Perhaps Vader looked for Jac. But, more likely, he had forgotten The Clone entirely. It seems likely that Jac never again entered Vader's thoughts, such an insignificant thing did The Clone seem to be. Such an easy thing to forget when one thinks themselves to be more important than anything. So easy. And so dangerous.
The radio tower on the Madhouse planet did not go up until after the order was sent out. The clones on the planet didn't know that the Republic as they knew it had suddenly ceased to exist. Because of this, no message was ever sent to them. Nobody knew they were there, nor is it likely that they even remembered the clones.
And so, the clones would wait on their guard for the ships to return and relieve them. Ships which would never come, because nobody even knew the clones were still here. Sooner or later, they must have realized that their wait would be in vain. But they, in their faithful service, would not choose to fail the masters who had abandoned them. They were the survivors. For them, the war would never be over.
Such was the price paid by the innocents.
You might be asking yourself: what did Jac do that was so great?. What difference did he make?. What purpose did he serve for the Force?. Look at his story again, and ask yourself this: what didn't he do?.
We are all of us given the opportunity to affect the people around us, the people who meet those people, and even people who only hear tell of us. More than that, the things we do can shape the world around us, have lasting effect on people who never even know we existed. That is our strength, and our weakness. And Jac was no exception.

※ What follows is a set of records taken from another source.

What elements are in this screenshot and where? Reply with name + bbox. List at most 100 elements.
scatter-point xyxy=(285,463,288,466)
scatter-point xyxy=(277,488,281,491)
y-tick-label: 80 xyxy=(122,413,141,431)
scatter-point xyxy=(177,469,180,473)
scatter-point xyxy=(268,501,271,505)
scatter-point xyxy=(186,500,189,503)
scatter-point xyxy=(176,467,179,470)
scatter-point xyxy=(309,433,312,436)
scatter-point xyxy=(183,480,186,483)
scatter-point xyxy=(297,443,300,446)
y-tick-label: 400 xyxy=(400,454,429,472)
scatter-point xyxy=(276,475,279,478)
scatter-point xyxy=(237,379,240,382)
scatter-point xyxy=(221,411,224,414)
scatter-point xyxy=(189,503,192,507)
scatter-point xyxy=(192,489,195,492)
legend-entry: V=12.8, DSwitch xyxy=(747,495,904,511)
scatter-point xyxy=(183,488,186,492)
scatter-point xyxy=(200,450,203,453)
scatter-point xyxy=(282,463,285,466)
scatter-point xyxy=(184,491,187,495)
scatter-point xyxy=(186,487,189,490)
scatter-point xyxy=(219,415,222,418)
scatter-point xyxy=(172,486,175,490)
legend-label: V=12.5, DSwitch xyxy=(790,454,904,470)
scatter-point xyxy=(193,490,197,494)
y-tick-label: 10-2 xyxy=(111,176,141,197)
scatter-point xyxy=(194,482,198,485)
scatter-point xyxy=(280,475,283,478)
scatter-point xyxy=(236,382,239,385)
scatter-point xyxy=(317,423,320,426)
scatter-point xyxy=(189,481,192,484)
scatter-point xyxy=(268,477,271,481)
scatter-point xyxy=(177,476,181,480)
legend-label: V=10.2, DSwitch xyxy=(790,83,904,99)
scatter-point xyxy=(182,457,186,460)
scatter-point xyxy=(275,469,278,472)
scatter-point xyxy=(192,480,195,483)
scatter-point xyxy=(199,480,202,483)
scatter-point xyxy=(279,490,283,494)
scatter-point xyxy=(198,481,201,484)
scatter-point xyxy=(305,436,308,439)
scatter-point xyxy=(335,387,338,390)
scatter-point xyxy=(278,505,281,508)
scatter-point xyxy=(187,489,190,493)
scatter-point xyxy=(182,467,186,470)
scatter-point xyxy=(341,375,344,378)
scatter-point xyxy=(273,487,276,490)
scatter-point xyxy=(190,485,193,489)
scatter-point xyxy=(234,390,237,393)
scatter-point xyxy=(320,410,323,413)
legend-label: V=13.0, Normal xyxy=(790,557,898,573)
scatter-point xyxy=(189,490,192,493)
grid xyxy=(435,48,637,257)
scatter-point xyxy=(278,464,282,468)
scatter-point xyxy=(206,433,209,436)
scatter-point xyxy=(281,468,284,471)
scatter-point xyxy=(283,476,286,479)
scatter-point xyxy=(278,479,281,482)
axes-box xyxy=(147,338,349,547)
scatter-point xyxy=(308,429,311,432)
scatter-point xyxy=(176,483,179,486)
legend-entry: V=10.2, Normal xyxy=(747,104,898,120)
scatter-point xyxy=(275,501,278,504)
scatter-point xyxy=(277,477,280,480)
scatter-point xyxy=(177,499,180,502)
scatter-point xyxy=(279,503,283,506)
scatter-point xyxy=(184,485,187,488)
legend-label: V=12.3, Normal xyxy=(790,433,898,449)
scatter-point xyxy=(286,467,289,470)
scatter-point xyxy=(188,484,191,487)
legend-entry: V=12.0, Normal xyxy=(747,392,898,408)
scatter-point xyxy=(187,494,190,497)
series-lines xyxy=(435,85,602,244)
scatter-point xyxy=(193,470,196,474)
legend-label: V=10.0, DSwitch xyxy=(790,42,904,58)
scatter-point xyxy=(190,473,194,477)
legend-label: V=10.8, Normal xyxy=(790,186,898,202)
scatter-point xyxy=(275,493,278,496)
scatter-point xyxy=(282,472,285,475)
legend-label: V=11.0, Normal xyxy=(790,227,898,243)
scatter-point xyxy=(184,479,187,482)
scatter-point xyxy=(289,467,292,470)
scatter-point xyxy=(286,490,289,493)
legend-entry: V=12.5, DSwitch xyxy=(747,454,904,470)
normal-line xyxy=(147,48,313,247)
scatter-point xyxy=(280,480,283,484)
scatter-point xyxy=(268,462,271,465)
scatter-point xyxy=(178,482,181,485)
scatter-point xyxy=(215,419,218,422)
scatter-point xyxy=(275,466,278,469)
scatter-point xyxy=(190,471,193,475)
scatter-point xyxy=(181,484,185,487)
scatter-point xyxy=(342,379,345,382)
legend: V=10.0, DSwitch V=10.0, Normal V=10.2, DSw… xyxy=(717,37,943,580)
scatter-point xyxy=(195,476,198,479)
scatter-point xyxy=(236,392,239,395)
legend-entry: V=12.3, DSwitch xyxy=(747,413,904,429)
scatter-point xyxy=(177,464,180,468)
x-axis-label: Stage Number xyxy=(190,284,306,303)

Jac's purpose was in the people whose lives he touched, whose very beings were altered simply by having met him. Perhaps Obi-Wan, Anakin or even the Emperor himself were changed in subtle ways, which fundamentally altered their own behaviors, their own interactions. And, just perhaps, helped change the balance of the Force. Or maybe... it was all just happenstance, a series of unlikely coincidences which led down a trail of uncertainty. Maybe, just maybe, he really was just another clone.
Jac never received Order 66.
A/N: Thank you all so much for reading (and reviewing), I hope you enjoyed it.
Yes, I did notice several broken and uneven bits of the story as I was publishing it. They are the direct result of all the stuff going on in my life. Maybe someday I'll come back and rewrite them, or at least the 9th part of the story. Until then, this will have to do.
As you may have noticed, there are a veritable plethora of untold stories within this one. Due to my own nature, it is likely that these stories will remain untold, at least for the foreseeable future.
Thank you again, and goodnight everybody.